Marianne verweist dabei auch auf Guides und Labels bzw. Gütesiegel, die eine gute Referenz sind, um sich einen klareren Überblick zu schaffen. Nina gibt auch den Tipp, dass Fashion Revolution oder Greenpeace auch länderspezifisch Tipps für Läden anbieten oder auch für die richtige Entsorgung von Altkleidern und -stoffen. Das eigene Konsumverhalten jedenfalls zu hinterfragen, bewusst zu konsumieren und zu entsorgen, wenn möglich auch Secondhand zu kaufen, und sich nach den Produktionsbedingungen der Textilien zu erkunden, sei zentral.

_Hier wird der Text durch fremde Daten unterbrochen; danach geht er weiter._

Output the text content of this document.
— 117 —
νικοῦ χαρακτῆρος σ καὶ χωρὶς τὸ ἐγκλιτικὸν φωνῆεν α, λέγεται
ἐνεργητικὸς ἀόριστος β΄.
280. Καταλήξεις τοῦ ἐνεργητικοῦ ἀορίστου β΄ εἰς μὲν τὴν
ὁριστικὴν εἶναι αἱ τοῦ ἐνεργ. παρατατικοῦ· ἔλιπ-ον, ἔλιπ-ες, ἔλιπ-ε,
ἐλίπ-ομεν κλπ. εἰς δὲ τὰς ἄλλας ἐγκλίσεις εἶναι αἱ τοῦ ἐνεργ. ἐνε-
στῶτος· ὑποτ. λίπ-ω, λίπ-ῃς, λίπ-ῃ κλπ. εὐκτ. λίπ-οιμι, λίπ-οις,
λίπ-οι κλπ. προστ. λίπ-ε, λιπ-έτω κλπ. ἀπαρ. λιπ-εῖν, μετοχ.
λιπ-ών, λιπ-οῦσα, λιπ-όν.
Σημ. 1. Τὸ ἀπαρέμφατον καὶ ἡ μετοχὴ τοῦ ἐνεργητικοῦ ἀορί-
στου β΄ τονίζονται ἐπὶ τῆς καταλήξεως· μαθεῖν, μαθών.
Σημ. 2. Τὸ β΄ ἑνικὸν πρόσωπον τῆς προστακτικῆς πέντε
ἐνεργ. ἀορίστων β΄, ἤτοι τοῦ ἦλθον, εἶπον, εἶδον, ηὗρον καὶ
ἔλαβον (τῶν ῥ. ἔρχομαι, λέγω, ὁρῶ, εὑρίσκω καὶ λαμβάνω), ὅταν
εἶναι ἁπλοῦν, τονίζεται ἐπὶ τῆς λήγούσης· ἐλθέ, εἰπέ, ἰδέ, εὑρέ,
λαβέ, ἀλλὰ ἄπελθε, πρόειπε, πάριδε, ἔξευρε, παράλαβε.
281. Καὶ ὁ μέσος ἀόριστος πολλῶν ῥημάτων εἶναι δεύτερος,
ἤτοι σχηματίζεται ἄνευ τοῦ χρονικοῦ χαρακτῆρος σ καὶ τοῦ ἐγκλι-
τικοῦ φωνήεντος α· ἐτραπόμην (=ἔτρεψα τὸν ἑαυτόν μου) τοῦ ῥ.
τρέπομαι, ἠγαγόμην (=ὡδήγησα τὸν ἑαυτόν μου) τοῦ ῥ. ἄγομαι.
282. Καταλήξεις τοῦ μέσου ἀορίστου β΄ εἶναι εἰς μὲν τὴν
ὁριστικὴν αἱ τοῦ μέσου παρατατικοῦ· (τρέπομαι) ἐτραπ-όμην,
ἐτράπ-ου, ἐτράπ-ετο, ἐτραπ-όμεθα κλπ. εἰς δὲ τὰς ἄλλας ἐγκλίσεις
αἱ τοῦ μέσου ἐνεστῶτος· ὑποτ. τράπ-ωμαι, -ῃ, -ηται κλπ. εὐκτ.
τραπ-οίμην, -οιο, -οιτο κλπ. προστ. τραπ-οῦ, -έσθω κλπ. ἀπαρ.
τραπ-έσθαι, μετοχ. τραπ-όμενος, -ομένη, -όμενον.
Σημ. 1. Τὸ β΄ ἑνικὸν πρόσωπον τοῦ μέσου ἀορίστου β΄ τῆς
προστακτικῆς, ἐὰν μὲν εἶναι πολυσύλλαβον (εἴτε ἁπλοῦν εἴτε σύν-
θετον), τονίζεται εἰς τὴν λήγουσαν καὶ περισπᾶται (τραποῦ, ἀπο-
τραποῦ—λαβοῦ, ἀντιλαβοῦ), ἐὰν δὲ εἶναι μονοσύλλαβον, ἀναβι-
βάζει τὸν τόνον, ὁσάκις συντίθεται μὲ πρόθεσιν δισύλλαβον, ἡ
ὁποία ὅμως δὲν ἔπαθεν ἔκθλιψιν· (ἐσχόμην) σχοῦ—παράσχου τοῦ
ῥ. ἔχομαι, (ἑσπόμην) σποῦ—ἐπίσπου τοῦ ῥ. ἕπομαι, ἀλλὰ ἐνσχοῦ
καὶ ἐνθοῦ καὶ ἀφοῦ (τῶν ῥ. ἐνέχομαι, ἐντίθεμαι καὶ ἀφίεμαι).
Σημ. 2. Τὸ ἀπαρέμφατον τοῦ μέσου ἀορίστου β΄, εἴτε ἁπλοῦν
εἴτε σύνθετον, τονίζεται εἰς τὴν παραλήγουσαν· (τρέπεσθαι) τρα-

Welche Möglichkeiten gibt es, anderen zu vermitteln, dass ein ressourcenschonender Umgang nötig ist? Nachhaltigkeit sollte jedenfalls immer mitgedacht werden, egal bei welchem Projekt: Eine grundlegende bewusste Haltung gegenüber Ressourcen, die nicht immer gleich konsequent, aber im Fall begründbar sein sollte, betont Nina. „Ich finde wichtig, eine Wertschätzung zu vermitteln. Wir benutzen auch Materialien, die vielleicht nicht nachhaltig sind, das kommt vor, aber ich glaube, es ist dann umso wichtiger, dass man das Material schätzt und Ressourcen allgemein und nicht übermäßig viel braucht. Allein schon diese Wertschätzung und ein Bewusstsein zu haben, dass man Dinge – egal, ob es sich nun um Stoff oder andere Materialien handelt – nicht im Übermaß gebraucht, sondern einen gewissen Respekt davor hat.“
Das Kollektiv versucht, zumindest zur Hälfte auch mit Secondhand Stoffen zu arbeiten. Dafür fragen sie auch in ihrem Umfeld, ob jemand noch nicht mehr gebrauchte Stoffe zu Hause hat, zum Beispiel die alten Leintücher der Großeltern. In Brockenhäusern, also Gebrauchtwarenläden, werden sie auch häufig fündig - da muss man aber genau schauen, da sich für die Naturfarben auch nur natürliche Stoffe und kein Polyester oder Mischmaterialien eignen.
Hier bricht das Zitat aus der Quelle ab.